A partir do empilhamento das imagens dos sete indicadores de desertificação foi aplicada a tarefa classificação, por meio do algoritmo Máquinas de Vetores Suporte (SVM, sigla em inglês) na imagem produto, definindo quatro níveis de risco de desertificação: muito alto, alto, moderado e baixo. A pesquisa usou imagens de alta resolução espacial do satélite RapidEye para validação da classificação fornecidas pelo Instituto Nacional de Pesquisas Espaciais (Inpe). As simulações dos impactos das mudanças climáticas para o cenário futuro, 2021 até 2050, utilizaram modelos climáticos Eta-MIROC5, que preveem diminuição da precipitação, aumento de temperatura e deslocamento das áreas com maiores taxas de evapotranspiração potencial.

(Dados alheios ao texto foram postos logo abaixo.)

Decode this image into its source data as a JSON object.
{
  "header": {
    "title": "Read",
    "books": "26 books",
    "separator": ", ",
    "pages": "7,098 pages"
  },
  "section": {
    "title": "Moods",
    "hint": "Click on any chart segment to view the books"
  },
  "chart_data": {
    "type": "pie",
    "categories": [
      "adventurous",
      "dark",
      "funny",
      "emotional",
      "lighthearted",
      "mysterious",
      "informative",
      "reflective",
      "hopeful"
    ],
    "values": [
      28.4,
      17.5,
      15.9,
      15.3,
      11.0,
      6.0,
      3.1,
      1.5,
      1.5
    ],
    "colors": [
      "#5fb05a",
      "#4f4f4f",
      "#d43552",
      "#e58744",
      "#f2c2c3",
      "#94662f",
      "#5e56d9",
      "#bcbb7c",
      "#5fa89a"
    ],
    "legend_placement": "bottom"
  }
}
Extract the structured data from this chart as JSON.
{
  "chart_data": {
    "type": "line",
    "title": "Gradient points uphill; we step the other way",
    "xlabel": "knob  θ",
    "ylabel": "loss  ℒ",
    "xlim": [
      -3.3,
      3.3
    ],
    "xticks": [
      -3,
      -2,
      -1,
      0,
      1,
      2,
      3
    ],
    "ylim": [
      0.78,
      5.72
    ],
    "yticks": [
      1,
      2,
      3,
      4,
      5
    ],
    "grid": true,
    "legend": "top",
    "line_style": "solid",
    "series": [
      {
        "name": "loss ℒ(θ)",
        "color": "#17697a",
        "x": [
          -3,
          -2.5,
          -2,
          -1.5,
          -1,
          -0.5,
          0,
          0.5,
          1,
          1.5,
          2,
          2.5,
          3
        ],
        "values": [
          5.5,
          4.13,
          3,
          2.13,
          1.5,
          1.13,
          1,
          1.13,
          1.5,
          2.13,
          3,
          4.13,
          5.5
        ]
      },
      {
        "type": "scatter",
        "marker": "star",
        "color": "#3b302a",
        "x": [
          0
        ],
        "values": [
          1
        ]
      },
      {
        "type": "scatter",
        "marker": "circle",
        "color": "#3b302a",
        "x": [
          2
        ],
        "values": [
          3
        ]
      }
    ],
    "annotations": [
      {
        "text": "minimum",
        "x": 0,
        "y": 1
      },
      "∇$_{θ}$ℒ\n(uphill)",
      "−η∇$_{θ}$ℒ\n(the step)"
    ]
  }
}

Foram estudados dois cenários de períodos temporais distintos: o de clima presente, abrangendo os anos de 2000 a 2014, e o cenário de clima futuro, para o período de 2021 a 2050. Os resultados mostraram que em 2014 houve uma diminuição na precipitação e nas áreas de cobertura vegetal em relação ao ano 2000, além de um aumento no índice de aridez e nas áreas de risco de desertificação. No cenário futuro, houve um aumento de temperatura de aproximadamente 1 °C e diminuição da precipitação em relação ao clima presente. O índice de aridez aponta um aumento nas áreas áridas para o clima futuro, e uma expansão nas áreas de risco de desertificação, principalmente nas áreas de risco muito alto e alto.
“Essa metodologia é inédita e rica por usar técnicas de sensoriamento remoto e de mineração de dados, incluindo um algoritmo inteligente (SVM – Support Vector Machine), que aprende interativamente com uma massa de dados, descobre e apresenta os padrões encontrados. Isso pode ser aplicado em outras regiões do Brasil, principalmente aquelas mais carentes; a contribuição não se restringe só ao estado da Bahia”, enfatiza Oliveira. As informações são de Carta Maior.